I am, however, very judicious in my facades. I don’t wrap 3rd party libraries, like a Repository does with your DbContext or ISession. If a library needs simplification or unification (Adapter pattern), that’s where wrapping the dependency helps.

I also don’t create deep compositional graphs. I don’t get stricken with service-itis, where every function has to have an IFooService and FooService implementation.

Instead, I focus on capturing concepts in my application. In one I’m looking at, I have concepts for:

  • Queries
  • Commands
  • Validators
  • Notifications
  • Model binders
  • Filters
  • Search providers
  • PDF document generators
  • Search providers
  • REST document readers/writers

Each of these has multiple implementers of a common interface, often as a generic interface. These are all examples of the good OO design patterns – the behavioral patterns, including:

  • Chain of responsibility
  • Command
  • Mediator
  • Strategy
  • Visitor

I strive to find concepts in my system, and build abstractions around those concepts. The IModelBinderProvider interface, for example, is a chain of responsibility implementation, where we have a concept of providing a model binder based on inputs, and each provider deciding to provide a model binder (or not).

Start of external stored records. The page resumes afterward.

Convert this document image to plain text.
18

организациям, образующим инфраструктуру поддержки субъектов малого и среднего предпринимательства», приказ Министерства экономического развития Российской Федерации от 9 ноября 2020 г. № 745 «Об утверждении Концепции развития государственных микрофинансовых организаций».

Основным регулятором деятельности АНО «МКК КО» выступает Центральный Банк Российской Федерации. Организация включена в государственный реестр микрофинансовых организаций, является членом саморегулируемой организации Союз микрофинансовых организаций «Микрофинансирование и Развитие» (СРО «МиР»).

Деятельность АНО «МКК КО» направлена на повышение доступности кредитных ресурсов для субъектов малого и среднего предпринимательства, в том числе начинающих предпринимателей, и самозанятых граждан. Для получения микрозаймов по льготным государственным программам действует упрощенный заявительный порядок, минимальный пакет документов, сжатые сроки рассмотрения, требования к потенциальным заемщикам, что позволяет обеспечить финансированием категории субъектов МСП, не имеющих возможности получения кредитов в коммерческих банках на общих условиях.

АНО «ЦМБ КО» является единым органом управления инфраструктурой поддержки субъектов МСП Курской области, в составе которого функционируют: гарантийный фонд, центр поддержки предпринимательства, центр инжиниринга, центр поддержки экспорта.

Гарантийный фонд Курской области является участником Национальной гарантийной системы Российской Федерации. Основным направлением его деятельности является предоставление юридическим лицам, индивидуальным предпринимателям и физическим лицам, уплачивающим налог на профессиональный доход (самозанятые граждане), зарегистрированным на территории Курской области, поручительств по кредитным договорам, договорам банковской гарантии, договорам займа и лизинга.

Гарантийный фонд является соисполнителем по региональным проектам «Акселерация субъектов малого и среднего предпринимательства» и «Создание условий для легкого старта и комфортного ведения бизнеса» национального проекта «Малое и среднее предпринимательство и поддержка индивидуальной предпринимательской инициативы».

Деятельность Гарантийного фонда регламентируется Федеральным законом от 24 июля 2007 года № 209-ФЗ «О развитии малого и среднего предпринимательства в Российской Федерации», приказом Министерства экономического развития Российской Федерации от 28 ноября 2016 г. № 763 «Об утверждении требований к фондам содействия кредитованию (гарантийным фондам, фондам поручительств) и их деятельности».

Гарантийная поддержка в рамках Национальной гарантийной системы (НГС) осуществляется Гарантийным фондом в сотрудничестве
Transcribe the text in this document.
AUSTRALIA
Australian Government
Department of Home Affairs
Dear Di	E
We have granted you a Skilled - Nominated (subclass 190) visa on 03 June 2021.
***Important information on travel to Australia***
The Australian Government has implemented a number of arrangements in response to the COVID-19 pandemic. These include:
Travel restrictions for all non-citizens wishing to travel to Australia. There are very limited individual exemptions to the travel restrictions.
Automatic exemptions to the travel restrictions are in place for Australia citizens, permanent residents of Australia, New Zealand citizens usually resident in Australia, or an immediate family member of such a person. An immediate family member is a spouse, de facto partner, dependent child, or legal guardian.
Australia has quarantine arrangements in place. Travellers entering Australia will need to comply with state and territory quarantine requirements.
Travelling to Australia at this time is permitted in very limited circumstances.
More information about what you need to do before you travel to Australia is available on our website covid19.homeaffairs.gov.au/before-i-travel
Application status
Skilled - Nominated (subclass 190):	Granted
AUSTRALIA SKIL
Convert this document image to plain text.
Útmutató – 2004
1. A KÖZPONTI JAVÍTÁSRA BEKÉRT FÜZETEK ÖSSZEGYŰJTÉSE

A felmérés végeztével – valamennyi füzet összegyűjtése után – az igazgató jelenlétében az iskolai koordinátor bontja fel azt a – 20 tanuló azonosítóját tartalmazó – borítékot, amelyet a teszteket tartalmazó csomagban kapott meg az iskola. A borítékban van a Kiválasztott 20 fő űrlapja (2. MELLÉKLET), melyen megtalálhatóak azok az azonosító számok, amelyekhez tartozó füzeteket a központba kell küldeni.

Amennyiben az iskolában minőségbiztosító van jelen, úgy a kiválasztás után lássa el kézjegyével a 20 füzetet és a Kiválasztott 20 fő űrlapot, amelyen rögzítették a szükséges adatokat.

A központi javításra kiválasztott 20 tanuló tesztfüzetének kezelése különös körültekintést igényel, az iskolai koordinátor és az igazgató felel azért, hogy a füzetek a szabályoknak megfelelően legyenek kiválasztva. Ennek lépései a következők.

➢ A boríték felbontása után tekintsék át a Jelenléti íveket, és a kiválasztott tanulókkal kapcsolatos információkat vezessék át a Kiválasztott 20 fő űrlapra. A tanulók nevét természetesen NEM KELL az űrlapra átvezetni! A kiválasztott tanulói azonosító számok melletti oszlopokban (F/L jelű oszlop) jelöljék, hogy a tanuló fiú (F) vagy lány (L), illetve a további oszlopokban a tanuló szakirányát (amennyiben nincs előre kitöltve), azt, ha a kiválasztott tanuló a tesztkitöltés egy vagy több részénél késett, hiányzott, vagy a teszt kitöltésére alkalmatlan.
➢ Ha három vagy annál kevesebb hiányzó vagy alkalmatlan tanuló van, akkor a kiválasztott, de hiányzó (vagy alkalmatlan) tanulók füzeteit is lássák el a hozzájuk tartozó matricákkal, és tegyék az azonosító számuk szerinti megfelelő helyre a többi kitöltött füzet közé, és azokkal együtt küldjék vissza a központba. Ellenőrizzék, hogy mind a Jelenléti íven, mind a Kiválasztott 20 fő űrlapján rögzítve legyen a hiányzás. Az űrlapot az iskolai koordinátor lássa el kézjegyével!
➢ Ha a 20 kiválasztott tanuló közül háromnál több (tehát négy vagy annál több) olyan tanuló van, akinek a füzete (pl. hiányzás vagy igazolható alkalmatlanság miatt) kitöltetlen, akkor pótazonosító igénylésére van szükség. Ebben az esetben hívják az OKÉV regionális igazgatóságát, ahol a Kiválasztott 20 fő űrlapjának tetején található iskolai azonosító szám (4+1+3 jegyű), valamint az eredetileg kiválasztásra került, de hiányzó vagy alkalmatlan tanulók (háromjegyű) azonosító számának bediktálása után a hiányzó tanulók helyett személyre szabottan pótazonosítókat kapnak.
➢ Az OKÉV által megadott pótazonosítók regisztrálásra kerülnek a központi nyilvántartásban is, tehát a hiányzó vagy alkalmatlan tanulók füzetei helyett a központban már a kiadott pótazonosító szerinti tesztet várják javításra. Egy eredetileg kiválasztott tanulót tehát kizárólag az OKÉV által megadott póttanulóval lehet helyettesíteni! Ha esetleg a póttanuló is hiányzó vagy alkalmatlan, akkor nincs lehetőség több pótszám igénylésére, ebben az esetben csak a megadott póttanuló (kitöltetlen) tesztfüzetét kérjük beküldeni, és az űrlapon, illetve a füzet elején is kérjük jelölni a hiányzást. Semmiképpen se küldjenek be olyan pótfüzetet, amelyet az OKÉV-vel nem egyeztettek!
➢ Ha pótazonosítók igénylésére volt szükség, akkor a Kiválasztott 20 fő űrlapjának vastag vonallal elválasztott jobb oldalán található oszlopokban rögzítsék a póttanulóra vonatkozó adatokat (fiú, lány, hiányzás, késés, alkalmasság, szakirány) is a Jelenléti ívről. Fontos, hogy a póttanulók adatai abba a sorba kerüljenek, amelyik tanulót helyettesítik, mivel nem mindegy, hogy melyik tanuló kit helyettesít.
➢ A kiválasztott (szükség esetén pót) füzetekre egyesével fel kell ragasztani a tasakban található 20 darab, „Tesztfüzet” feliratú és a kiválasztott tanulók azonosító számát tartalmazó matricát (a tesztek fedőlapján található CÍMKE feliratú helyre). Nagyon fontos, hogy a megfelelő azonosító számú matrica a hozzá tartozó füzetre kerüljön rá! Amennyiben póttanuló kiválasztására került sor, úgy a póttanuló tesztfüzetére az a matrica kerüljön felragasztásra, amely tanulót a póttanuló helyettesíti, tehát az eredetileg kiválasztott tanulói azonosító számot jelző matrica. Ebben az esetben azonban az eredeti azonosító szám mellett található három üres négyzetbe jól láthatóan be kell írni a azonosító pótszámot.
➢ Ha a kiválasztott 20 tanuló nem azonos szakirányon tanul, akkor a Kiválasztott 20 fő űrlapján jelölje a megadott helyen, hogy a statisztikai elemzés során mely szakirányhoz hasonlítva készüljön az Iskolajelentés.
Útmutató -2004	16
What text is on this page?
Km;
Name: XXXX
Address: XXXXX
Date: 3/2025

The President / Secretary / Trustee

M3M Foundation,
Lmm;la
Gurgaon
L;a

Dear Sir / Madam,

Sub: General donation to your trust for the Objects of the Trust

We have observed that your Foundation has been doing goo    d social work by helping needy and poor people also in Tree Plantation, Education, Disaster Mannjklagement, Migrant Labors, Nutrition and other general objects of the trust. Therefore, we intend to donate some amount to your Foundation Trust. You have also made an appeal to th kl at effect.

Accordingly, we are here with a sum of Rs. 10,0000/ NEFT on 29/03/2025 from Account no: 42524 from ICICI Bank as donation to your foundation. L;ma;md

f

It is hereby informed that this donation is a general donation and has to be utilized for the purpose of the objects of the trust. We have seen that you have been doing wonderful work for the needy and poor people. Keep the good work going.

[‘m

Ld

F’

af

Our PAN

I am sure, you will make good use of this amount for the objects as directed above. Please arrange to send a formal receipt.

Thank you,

The final usage is around lifecycle/lifetime management. This is much easier if you have a container and ecosystem that provides explicit scoping using child/nested containers. Web API for example has an “IDepedencyScope” which acts as a composition root for each request. I either have singleton components, composition root-scoped components (like your DbContext/ISession), or resolve-scoped components (instantiated once per call to Resolve).

Ultimately, successful container usage comes down to proper OO, limiting abstractions and focusing on concepts. Composition can be achieved in many forms – often supported directly in the language, such as pattern matching or mixins – but no language has it perfect so being able to still rely on dependency injection without a lot of fuss can be extremely powerful.